Experimental and numerical investigation into the influence of galling on liner wrinkling behaviour in mechanically lined pipes

• FSBT and FEM validated the mechanical response of MLPs with natural galling. • Galling triggered wrinkling, reducing onset strain by 32% without global loss. • Galling height and circumferential position are dominant instability drivers. • Proposed framework improves DNV predictions and reduces design conservatism. Mechanically lined pipes (MLPs) are widely used in offshore pipelines because they combine the structural capacity of carbon steel with the corrosion resistance of a CRA liner. However, their integrity can be compromised by liner wrinkling, a local instability that occurs when compressive bending strains act on the thin CRA liner. Liner wrinkling is sensitive to geometric imperfections, as small manufacturing-induced surface defects can trigger early strain localisation. While the influence of large imperfections such as dents has been documented, the destabilising effect of smaller imperfections, such as those caused by galling, remains poorly understood. This study addresses this knowledge gap through a combined experimental–numerical investigation.

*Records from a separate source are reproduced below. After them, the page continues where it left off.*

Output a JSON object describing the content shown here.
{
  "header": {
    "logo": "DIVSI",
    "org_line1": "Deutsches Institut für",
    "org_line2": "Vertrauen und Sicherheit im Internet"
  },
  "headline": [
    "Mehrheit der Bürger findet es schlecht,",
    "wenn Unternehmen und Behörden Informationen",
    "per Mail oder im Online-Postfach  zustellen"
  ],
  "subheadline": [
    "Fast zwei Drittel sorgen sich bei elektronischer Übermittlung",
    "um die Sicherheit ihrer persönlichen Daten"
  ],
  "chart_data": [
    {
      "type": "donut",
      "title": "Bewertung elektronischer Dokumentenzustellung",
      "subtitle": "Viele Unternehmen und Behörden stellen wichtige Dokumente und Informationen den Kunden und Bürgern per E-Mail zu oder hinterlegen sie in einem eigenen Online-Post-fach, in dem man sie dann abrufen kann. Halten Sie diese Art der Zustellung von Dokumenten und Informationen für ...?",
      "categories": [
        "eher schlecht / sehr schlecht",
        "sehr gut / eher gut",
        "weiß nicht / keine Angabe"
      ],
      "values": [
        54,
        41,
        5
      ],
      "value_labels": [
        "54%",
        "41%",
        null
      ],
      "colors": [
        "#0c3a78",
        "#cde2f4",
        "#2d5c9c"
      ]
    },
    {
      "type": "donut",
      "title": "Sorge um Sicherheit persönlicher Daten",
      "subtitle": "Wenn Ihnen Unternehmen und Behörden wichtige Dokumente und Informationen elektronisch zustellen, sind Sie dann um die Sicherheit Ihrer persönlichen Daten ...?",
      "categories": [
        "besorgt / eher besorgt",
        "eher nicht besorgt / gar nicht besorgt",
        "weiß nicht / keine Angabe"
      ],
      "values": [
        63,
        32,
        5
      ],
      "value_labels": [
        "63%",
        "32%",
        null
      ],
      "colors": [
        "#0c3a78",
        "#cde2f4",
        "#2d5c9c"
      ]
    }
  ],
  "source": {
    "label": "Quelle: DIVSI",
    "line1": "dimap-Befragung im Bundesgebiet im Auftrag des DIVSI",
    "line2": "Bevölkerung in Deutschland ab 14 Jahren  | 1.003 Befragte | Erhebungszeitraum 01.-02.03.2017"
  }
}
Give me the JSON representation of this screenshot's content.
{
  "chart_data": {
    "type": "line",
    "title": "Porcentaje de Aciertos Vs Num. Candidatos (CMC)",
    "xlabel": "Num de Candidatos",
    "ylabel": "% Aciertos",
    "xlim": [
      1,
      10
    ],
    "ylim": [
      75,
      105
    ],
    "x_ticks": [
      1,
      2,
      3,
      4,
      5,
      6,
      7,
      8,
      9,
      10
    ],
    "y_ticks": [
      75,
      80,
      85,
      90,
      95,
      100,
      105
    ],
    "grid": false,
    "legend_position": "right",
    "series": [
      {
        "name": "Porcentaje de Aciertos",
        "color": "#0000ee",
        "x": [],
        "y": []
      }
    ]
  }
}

A full-scale bending test (FSBT) was performed on an MLP specimen containing galling indications, and the results were used to validate a finite element model that incorporated the measured defect geometry. Comparison with a galling-free pipe showed that although galling has negligible impact on global bending stiffness, it acts as a critical trigger for liner wrinkling, reducing the onset strain by 32% and shifting the wrinkle initiation to the defect location. A parametric study further demonstrated that galling height and circumferential position relative to the maximum compressive fibre are the dominant drivers of instability. Building on these insights, a new performance-based design framework is proposed by introducing calibrated modification factors into the existing DNV-JIP wrinkling equation. This framework links manufacturing quality, imperfection severity, and internal pressure to structural capacity, providing an accurate and less conservative basis for predicting wrinkling resistance in engineering design.